Alors que Paris reprenait 1,15% (avec 38 titres sur 40 en hausse, c’était l’inverse à l’ouverture), l’Euro-Stoxx 50 engrangeait 1,2% ; l’Eurotop 100 affichait plus modestement +1,1% à 2 130 points.
▪ Le baril de brut WTI, en revanche, n’a pas bénéficié de la sollicitude des gérants actions. Dévissant vendredi matin de 6% jusque vers 73,5 $, il n’est pas parvenu à remonter au-delà des 75,5 $ sur le NYMEX. Cela prouve bien que la cassure du palier de soutien des 76 $ marque l’éclatement de la bulle des placements spéculatifs, sans lien avec la conjoncture économique réelle.
Le marché des matières premières s’est trouvé soudain privé de carburant alors que les brasseurs d’argent s’empressaient de déboucler leurs dernières opérations de carry trade initiées alors que le dollar s’enfonçait vers 1,514/euro.

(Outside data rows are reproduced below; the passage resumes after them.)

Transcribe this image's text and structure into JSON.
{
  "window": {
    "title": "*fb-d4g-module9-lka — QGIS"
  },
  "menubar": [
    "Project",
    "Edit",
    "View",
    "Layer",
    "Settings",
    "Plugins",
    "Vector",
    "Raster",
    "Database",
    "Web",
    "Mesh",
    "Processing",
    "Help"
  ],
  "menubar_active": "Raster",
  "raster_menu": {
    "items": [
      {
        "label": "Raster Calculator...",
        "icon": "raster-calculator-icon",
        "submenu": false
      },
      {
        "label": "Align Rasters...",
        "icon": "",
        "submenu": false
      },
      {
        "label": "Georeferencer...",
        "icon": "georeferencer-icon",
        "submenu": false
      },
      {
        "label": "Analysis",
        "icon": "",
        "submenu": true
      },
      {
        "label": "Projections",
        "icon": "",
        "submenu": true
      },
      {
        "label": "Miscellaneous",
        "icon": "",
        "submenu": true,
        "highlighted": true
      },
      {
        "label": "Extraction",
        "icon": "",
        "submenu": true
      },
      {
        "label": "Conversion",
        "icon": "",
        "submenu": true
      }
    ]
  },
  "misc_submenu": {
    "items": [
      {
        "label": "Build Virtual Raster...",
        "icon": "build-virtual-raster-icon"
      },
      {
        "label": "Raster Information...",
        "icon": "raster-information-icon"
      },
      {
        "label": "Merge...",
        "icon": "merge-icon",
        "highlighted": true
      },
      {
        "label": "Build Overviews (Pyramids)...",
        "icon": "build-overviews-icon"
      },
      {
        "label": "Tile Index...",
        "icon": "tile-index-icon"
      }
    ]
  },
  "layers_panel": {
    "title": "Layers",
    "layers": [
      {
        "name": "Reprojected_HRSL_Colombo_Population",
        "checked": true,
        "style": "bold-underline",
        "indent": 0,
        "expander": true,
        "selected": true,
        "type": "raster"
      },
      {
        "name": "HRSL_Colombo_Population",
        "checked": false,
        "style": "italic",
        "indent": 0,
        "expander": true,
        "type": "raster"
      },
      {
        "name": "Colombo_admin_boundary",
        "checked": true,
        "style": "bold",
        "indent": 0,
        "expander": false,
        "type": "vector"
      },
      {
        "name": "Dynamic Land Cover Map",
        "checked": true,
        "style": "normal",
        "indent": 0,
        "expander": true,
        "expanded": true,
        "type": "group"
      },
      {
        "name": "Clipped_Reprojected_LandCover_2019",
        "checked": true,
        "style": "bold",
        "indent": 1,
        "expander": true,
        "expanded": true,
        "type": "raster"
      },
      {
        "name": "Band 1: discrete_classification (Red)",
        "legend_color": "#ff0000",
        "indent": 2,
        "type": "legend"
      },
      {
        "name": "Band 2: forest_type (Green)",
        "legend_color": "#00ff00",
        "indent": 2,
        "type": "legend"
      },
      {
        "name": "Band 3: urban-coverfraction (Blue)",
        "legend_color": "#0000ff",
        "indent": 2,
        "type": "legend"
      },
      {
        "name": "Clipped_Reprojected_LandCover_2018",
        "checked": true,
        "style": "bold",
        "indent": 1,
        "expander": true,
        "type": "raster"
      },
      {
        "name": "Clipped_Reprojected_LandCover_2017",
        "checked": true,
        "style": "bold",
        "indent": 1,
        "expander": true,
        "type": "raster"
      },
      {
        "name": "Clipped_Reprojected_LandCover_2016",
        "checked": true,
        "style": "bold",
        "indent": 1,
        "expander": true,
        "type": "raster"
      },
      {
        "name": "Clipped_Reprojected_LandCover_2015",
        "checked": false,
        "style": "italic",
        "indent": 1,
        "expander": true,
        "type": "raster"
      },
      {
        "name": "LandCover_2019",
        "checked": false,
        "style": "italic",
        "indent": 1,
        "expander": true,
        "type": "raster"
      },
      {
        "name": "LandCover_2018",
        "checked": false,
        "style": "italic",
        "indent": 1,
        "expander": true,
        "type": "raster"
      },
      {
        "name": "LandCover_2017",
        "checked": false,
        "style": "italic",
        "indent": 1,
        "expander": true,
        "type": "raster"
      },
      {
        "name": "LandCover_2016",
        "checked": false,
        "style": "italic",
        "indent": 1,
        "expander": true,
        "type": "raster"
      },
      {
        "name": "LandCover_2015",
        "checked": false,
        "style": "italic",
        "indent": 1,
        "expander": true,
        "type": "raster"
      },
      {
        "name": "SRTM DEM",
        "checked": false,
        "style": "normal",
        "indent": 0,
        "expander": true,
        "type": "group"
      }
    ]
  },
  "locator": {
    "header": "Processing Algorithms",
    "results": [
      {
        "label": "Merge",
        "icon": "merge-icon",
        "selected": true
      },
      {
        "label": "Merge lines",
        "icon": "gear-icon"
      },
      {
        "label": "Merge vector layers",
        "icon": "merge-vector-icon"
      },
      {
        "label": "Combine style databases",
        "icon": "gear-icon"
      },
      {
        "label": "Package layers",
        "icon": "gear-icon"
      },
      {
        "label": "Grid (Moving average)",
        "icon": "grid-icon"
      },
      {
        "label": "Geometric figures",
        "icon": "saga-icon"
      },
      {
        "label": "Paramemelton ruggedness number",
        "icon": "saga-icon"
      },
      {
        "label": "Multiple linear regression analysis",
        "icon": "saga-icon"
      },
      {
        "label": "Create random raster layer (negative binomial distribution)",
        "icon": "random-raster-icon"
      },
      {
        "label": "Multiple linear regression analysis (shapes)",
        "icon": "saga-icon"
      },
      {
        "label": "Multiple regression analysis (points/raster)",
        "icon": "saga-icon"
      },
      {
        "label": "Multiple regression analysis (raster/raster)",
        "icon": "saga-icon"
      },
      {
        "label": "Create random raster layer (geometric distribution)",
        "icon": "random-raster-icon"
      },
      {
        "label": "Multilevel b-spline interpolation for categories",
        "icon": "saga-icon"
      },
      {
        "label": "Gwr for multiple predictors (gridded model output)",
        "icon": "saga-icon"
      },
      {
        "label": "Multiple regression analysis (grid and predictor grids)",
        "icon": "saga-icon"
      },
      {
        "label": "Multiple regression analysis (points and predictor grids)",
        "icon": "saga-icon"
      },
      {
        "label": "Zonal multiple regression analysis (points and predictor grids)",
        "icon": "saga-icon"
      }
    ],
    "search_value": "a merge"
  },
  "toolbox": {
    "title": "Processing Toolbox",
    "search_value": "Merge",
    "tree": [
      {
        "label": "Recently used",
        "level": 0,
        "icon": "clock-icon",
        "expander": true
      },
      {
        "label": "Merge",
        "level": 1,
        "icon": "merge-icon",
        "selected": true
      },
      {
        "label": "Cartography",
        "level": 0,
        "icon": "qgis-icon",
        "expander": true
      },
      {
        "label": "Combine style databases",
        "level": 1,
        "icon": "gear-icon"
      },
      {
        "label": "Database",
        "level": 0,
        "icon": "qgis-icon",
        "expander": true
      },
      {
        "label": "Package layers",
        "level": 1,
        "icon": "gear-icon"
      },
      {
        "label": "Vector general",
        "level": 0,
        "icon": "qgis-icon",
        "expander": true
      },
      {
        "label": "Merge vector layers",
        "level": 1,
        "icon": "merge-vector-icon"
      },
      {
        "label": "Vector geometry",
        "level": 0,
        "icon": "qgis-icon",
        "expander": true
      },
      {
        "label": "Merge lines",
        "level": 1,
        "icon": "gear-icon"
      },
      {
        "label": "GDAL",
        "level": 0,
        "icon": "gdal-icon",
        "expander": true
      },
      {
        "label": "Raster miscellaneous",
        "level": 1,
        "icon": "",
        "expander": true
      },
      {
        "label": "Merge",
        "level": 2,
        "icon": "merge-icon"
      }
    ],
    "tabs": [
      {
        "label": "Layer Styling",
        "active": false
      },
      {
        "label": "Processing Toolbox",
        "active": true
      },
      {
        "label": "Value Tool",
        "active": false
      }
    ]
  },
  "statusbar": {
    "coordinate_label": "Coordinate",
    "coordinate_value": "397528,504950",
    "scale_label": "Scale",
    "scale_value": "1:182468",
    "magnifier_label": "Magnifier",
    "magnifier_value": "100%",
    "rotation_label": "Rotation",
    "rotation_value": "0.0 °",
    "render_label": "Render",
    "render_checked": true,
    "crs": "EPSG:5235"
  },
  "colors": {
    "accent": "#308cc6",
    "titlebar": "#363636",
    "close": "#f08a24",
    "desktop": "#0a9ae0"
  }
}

Le billet vert retrouve temporairement son statut de valeur-refuge. Cependant, la plupart des stratèges estiment qu’il s’agit d’un « dead cat bounce » (« rebond de chat mort »). La dette américaine, qui dépassera les 100% du PIB US d’ici la mi-2010 et s’envolera vers les 125% d’ici 18 mois, ne laisse entrevoir aucune chance de rebond durable du dollar.
Ce n’est pas tant ce ratio dette/PIB qui fait peur : il en existe de bien pires qui restent gérables, comme au Japon par exemple, où l’épargne disponible reste abondante. Il s’agit plutôt de l’absence de progression des recettes fiscales et de réduction prévisible des déficits liés aux aides sociales, vitales pour l’économie américaine.
▪ En ce qui concerne le métal précieux, ce ne sont pas quelques milliers de barres de 400 onces en tungstène massif plaqué or (de « vrais faux » lingots découverts à Hong Kong) qui vont occulter l’existence d’une demande mondiale presque historique d’or physique de la part des Banques centrales de pays émergents. L’Inde ainsi que le Sri Lanka ont préempté les dernières 230 tonnes d’or mises en vente par le FMI, soit un investissement d’environ 7,5 milliards de dollars.
C’est presque une peccadille en regard des objectifs de diversification des réserves chinoises. Il lui en a fallu autant chaque mois de l’année 2009 pour atteindre un montant équivalent à 5% de ses actifs — ce qui est impossible à moins que la Fed ne consente à liquider l’intégralité de ses stocks (dont une partie serait de valeur douteuse, voir notre Chronique de mercredi dernier).